Latest News

PhotoSat Research Breakthrough Improves Satellite Surveying Resolution

By | September 15, 2017
      Left: Stereo WorldView satellite photo of a mine site access road and utility corridor. Right: 50cm PhotoSat survey grid. The new PhotoSat processing shows fine topographic details. Photo: PhotoSat.

      Left: Stereo WorldView satellite photo of a mine site access road and utility corridor. Right: 50cm PhotoSat survey grid. The new PhotoSat processing shows fine topographic details. Photo: PhotoSat.

      PhotoSat announced that an ongoing research program has produced a breakthrough in their satellite image processing, considerably enhancing the visibility of fine topographic details.

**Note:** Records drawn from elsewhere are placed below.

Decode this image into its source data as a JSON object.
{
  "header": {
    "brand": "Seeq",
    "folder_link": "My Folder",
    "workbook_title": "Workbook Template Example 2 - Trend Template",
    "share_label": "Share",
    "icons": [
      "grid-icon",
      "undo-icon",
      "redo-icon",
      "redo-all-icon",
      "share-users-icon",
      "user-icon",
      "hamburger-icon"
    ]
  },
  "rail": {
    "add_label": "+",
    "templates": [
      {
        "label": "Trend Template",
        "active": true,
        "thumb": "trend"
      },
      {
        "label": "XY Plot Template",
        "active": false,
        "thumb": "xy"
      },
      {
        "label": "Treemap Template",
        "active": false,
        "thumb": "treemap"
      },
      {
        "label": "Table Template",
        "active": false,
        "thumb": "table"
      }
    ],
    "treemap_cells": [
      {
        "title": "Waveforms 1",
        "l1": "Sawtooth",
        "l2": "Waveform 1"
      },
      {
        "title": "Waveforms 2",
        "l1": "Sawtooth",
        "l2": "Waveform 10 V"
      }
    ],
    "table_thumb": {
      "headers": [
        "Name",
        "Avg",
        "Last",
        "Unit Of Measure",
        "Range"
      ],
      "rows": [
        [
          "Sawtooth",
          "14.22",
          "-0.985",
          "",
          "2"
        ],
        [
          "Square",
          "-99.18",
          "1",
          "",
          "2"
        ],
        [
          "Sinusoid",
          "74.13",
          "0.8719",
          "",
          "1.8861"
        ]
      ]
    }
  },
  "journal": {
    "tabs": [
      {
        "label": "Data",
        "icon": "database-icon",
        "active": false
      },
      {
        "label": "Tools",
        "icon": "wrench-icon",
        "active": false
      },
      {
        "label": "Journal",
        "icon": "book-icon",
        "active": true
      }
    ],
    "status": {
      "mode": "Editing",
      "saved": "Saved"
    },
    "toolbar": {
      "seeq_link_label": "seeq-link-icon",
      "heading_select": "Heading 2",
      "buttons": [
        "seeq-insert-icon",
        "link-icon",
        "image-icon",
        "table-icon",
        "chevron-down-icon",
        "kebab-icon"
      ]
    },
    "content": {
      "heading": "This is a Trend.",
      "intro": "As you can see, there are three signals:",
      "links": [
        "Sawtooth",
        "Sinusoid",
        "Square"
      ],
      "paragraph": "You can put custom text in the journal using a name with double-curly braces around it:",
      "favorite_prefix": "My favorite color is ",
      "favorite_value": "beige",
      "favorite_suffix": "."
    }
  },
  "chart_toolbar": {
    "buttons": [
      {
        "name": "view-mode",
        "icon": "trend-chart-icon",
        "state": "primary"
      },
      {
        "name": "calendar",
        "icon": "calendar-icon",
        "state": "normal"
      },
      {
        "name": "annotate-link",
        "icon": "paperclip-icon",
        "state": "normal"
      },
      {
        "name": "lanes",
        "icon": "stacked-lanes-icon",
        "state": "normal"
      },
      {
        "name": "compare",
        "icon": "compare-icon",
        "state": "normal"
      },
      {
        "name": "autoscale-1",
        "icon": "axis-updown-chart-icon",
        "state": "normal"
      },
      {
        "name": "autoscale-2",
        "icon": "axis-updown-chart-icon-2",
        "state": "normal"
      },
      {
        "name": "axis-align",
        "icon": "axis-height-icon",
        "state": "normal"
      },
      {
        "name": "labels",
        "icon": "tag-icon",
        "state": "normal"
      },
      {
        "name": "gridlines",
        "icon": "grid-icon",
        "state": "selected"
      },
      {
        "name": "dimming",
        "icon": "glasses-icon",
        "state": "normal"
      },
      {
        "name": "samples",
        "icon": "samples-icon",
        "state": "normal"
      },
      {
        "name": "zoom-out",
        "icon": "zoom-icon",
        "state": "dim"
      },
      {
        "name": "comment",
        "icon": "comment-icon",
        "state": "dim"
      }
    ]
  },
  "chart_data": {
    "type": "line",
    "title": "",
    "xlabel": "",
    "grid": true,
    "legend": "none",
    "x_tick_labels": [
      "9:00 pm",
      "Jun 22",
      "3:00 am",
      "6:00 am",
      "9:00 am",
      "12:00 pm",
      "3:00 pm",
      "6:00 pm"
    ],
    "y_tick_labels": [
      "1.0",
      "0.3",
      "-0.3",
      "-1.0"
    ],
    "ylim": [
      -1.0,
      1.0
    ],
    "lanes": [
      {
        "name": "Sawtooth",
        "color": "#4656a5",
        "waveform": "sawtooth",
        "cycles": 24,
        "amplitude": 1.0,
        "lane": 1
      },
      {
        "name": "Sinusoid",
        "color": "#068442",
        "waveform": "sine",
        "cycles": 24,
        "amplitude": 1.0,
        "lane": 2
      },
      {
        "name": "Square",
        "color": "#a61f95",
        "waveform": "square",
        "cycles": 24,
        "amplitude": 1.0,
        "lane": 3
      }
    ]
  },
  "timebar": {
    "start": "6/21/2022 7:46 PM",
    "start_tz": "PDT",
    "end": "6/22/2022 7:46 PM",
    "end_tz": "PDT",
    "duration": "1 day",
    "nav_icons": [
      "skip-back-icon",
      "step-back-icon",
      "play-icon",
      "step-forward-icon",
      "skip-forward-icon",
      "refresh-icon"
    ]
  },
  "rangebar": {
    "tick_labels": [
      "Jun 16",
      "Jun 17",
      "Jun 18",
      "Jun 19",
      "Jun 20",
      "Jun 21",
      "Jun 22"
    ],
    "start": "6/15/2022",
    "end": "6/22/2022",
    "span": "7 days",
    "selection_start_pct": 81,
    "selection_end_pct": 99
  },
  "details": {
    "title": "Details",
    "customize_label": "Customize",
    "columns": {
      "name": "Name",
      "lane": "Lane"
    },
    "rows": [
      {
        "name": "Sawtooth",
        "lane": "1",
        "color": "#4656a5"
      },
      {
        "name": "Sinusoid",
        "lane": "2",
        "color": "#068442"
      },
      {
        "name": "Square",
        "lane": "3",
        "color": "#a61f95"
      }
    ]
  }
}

      PhotoSat produces satellite surveys of mine sites and engineering projects around the world. The company’s geophysicists apply signal enhancement, noise attenuation, and image matching from seismic data processing to automatically produce elevation grids from stereo satellite photos. While most of these surveys are accurate to better than 20cm in elevation, with the recent breakthrough in image processing, the horizontal resolution of small 3D ground features has been greatly improved. These small features, such as mine site haul road berms, are now clearly resolved on PhotoSat survey grids, according to the company.

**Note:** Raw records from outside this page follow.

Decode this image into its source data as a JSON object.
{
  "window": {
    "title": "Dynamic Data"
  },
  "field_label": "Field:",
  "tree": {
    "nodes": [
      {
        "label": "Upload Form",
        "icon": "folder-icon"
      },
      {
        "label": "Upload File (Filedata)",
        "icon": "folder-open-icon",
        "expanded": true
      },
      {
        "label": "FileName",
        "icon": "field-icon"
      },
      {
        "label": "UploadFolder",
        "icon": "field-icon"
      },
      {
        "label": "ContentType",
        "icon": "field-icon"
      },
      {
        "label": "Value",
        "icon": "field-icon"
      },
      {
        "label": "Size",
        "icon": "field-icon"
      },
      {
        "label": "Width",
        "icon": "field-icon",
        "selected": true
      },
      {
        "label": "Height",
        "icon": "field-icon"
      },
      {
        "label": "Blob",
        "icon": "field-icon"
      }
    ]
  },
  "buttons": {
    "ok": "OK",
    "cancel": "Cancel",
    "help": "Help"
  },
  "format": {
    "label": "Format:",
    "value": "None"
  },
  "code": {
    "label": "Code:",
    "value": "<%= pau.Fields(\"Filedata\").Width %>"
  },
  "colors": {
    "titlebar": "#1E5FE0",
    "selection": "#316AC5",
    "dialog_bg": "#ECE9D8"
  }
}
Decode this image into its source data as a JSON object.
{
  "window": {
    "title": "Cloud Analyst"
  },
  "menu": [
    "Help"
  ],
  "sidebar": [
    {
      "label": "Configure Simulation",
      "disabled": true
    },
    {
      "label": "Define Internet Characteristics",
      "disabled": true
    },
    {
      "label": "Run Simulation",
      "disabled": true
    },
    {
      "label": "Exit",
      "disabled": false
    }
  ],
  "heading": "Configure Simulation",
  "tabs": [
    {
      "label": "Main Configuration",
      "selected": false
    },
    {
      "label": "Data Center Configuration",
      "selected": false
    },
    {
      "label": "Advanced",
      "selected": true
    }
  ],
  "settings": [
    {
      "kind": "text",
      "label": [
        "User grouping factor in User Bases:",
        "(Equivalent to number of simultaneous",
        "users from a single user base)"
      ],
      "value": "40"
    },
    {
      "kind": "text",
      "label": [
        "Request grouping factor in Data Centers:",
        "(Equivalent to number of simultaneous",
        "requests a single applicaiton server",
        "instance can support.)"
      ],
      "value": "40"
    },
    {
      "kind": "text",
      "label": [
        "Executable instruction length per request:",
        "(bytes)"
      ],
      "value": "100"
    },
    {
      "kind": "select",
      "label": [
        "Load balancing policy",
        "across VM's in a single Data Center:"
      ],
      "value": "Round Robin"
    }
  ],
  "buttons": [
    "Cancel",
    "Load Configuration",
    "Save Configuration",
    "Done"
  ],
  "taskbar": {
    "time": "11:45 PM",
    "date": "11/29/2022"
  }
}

      The use of satellite surveying can shorten project timelines, eliminate survey delays and provide more accurate surveys — particularly for areas which are dangerous to access on foot or by vehicle. Stereo satellite photos taken in one minute can survey hundreds of square kilometers, providing an instant snapshot of an entire mine site.

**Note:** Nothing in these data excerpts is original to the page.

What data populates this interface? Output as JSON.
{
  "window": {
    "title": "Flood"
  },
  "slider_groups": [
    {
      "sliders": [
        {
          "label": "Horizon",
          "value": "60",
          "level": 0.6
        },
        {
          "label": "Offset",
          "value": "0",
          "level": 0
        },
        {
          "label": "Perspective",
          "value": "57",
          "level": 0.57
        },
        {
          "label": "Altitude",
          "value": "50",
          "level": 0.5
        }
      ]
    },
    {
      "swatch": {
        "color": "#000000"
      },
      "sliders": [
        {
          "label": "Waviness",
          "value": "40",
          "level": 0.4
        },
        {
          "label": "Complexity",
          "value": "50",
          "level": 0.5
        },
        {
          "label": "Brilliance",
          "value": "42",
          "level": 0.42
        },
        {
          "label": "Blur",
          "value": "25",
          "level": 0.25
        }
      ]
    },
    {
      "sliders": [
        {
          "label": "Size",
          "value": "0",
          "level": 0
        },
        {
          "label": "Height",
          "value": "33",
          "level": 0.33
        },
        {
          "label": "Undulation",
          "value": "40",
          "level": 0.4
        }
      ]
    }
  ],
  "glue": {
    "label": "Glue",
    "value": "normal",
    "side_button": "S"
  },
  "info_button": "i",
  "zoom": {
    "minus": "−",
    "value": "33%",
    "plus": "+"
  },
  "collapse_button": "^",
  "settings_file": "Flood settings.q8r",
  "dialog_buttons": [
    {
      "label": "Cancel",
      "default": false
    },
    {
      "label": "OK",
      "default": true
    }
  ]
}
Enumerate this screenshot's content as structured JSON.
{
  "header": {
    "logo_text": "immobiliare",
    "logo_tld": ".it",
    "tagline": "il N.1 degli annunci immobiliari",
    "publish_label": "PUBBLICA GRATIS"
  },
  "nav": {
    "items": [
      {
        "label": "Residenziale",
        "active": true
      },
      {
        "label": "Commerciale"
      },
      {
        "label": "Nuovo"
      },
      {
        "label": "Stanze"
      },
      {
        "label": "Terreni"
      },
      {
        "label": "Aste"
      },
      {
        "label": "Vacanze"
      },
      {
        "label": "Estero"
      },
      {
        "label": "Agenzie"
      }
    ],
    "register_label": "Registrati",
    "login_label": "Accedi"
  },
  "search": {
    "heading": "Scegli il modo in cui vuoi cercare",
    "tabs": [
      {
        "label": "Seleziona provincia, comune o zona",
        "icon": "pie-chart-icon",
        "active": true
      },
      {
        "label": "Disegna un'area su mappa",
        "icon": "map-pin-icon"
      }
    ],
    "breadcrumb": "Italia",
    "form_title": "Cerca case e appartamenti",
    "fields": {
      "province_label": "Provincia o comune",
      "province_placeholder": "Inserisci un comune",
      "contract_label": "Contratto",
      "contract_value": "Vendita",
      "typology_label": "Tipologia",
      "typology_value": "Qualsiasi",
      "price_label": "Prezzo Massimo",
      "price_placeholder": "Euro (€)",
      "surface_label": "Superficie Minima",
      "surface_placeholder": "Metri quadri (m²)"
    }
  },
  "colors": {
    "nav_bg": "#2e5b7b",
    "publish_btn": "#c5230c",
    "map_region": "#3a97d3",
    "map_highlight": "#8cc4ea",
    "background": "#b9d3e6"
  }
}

      “The improved resolution of the PhotoSat survey grids will enable earthworks design engineers to use satellite surveying for more detailed designs and construction planning,” said Gerry Mitchell, PhotoSat president and founder. “Construction and operations engineers will be able to use the PhotoSat surveys to monitor the construction of smaller structures and produce more precise as-built drawings and volume measurements.”